3 Church Things Google Cares About

Church communications is complex. Anyone who thinks it’s easy isn’t doing it the right way. It requires creativity, lots of time, juggling of information, plus volunteers and staff working on it all.

Many churches are spending a lot of time feeding their digital hub. The website’s the central hub with social media and email complementing the web communications. Their congregation knows what’s going on and are engaged because of an effective communication’s job.

Bravo. But is this really what we’re doing “church” for? Sadly, we’re the reason for the “country club” accusations. We need to stop focusing internally and make sure our focus is external too.

We must be found and presented to our greater communities. That’s exceptionally difficult to do.

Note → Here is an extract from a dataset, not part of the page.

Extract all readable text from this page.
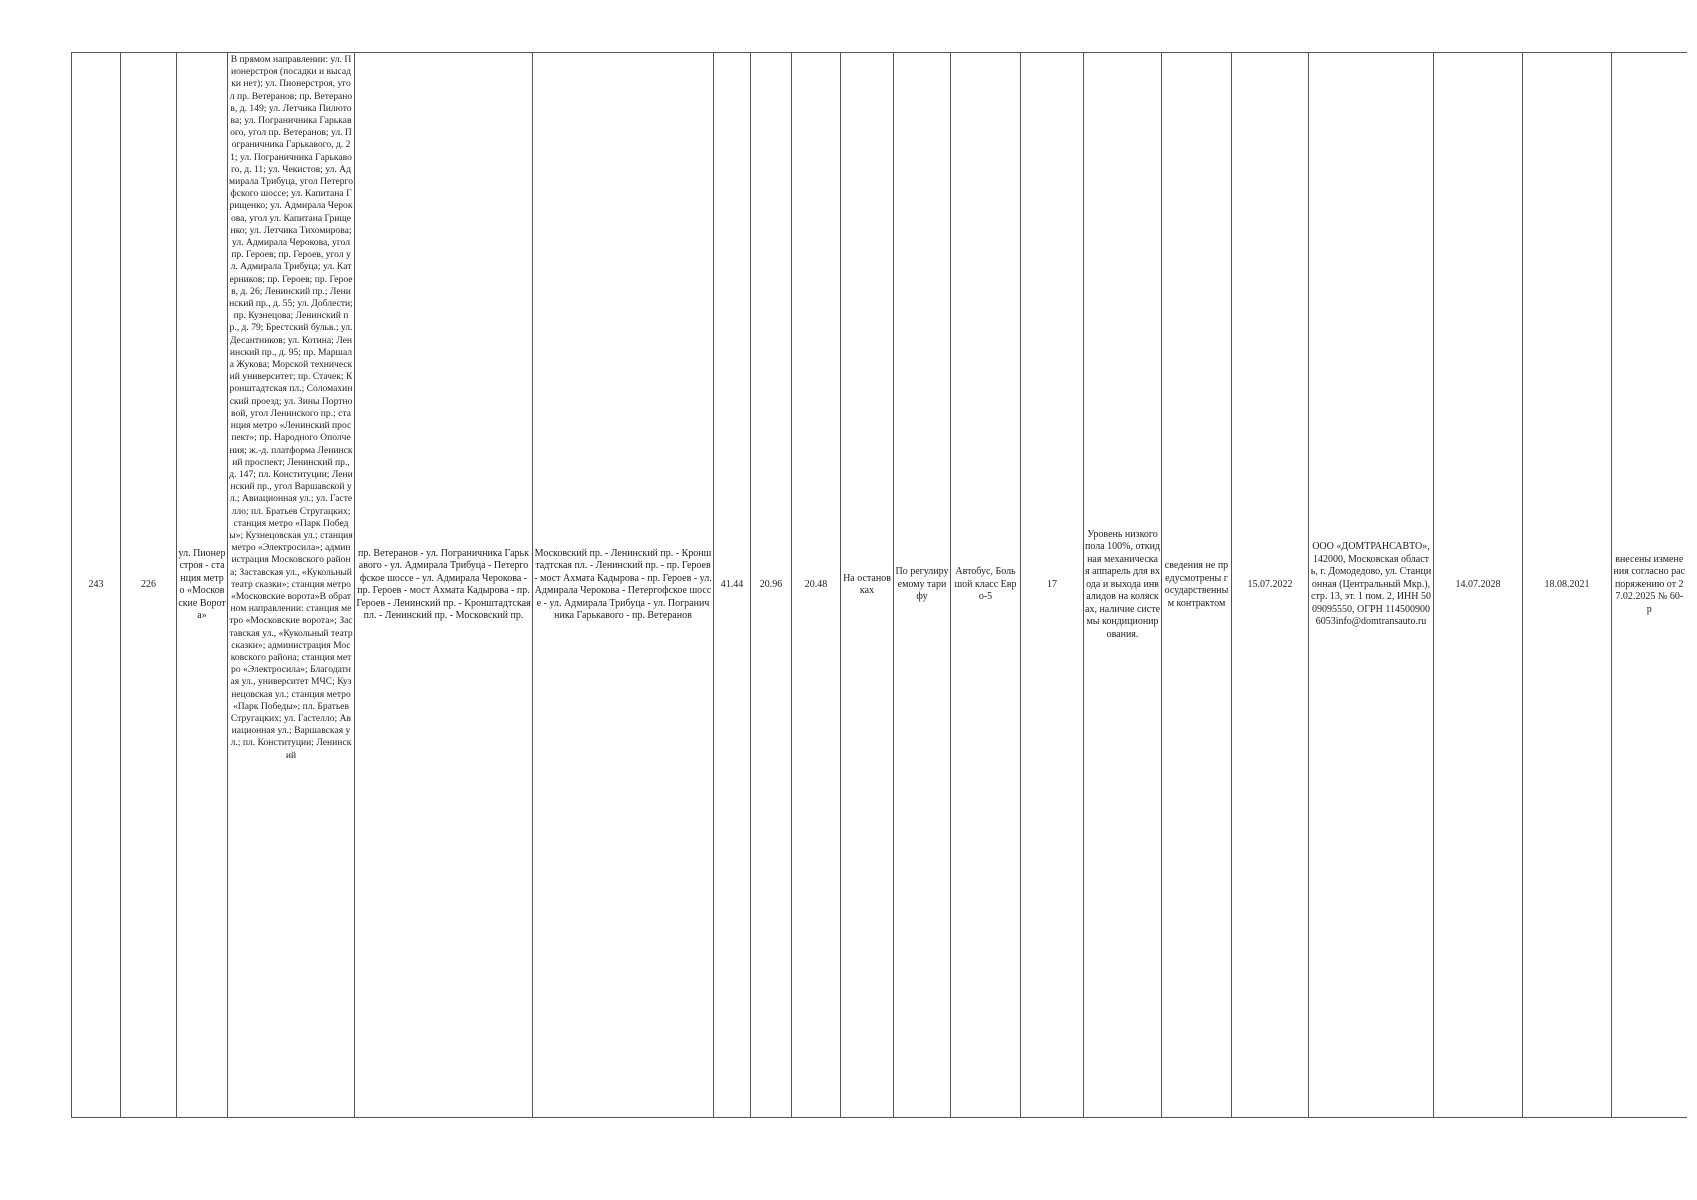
243	226	ул. Пионерстроя - станция метро «Московские Ворота»	В прямом направлении: ул. Пионерстроя (посадки и высадки нет); ул. Пионерстроя, угол пр. Ветеранов; пр. Ветеранов, д. 149; ул. Летчика Пилютова; ул. Пограничника Гарькавого, угол пр. Ветеранов; ул. Пограничника Гарькавого, д. 21; ул. Пограничника Гарькавого, д. 11; ул. Чекистов; ул. Адмирала Трибуца, угол Петергофского шоссе; ул. Капитана Грищенко; ул. Адмирала Черокова, угол ул. Капитана Грищенко; ул. Летчика Тихомирова; ул. Адмирала Черокова, угол пр. Героев; пр. Героев, угол ул. Адмирала Трибуца; ул. Катерников; пр. Героев; пр. Героев, д. 26; Ленинский пр.; Ленинский пр., д. 55; ул. Доблести; пр. Кузнецова; Ленинский пр., д. 79; Брестский бульв.; ул. Десантников; ул. Котина; Ленинский пр., д. 95; пр. Маршала Жукова; Морской технический университет; пр. Стачек; Кронштадтская пл.; Соломахинский проезд; ул. Зины Портновой, угол Ленинского пр.; станция метро «Ленинский проспект»; пр. Народного Ополчения; ж.-д. платформа Ленинский проспект; Ленинский пр., д. 147; пл. Конституции; Ленинский пр., угол Варшавской ул.; Авиационная ул.; ул. Гастелло; пл. Братьев Стругацких; станция метро «Парк Победы»; Кузнецовская ул.; станция метро «Электросила»; администрация Московского района; Заставская ул., «Кукольный театр сказки»; станция метро «Московские ворота»В обратном направлении: станция метро «Московские ворота»; Заставская ул., «Кукольный театр сказки»; администрация Московского района; станция метро «Электросила»; Благодатная ул., университет МЧС; Кузнецовская ул.; станция метро «Парк Победы»; пл. Братьев Стругацких; ул. Гастелло; Авиационная ул.; Варшавская ул.; пл. Конституции; Ленинский	пр. Ветеранов - ул. Пограничника Гарькавого - ул. Адмирала Трибуца - Петергофское шоссе - ул. Адмирала Черокова - пр. Героев - мост Ахмата Кадырова - пр. Героев - Ленинский пр. - Кронштадтская пл. - Ленинский пр. - Московский пр.	Московский пр. - Ленинский пр. - Кронштадтская пл. - Ленинский пр. - пр. Героев - мост Ахмата Кадырова - пр. Героев - ул. Адмирала Черокова - Петергофское шоссе - ул. Адмирала Трибуца - ул. Пограничника Гарькавого - пр. Ветеранов	41.44	20.96	20.48	На остановках	По регулируемому тарифу	Автобус, Большой класс Евро-5	17	Уровень низкого пола 100%, откидная механическая аппарель для входа и выхода инвалидов на колясках, наличие системы кондиционирования.	сведения не предусмотрены государственным контрактом	15.07.2022	ООО «ДОМТРАНСАВТО», 142000, Московская область, г. Домодедово, ул. Станционная (Центральный Мкр.), стр. 13, эт. 1 пом. 2, ИНН 5009095550, ОГРН 1145009006053info@domtransauto.ru	14.07.2028	18.08.2021	внесены изменения согласно распоряжению от 27.02.2025 № 60-р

We must rely on the power of Google, Yahoo, and Bing. The community is going to the search engines and asking for things they need. These engines are recommending web pages full of solutions. Is your church a solution?

Google (and the others) care about lots of things; but especially these 3:

  1. Solutions are presented. Some people (perhaps 10-25% of the average community?) may be looking for a church in your community. They’ll probably find you if they type your denomination and city (try it now). But what about the vast majority of people who are looking for other needs? Marriage help, kid’s activities, family problems, etc. Are you known for any of these problems or solutions? In order for this to happen, you must use the same words throughout your website so that the search engines start knowing you’re an expert with these issues. These few keywords should also be added to your metatag programming. Headlines (H1 tags) and first paragraphs should contain your keywords to alert Google you mean business with them.
  2. Reviews. When you googled your city and the word “church” you got a list of churches in your area along with reviews for the churches. Want to move up on that list? Usually “Google reviews” can do that. They also help people understand what your solutions are. Ask people to write some reviews using your keywords in them!
  3. Your Information is Current. The search engines continually catalog websites (content, keywords, etc) so they can deliver search results quickly. This happens every week to 10 days. Google notices when you’re updating pages. They assume that you’re an expert on that page’s topic and they’ll recommend you before someone who doesn’t update their pages regularly. Update your page content regularly! Now.

If you invest a lot of time to engage your community with what you’re doing, be sure that Google knows so that they’ll help attract people to your church. If not, you’re just talking to yourself.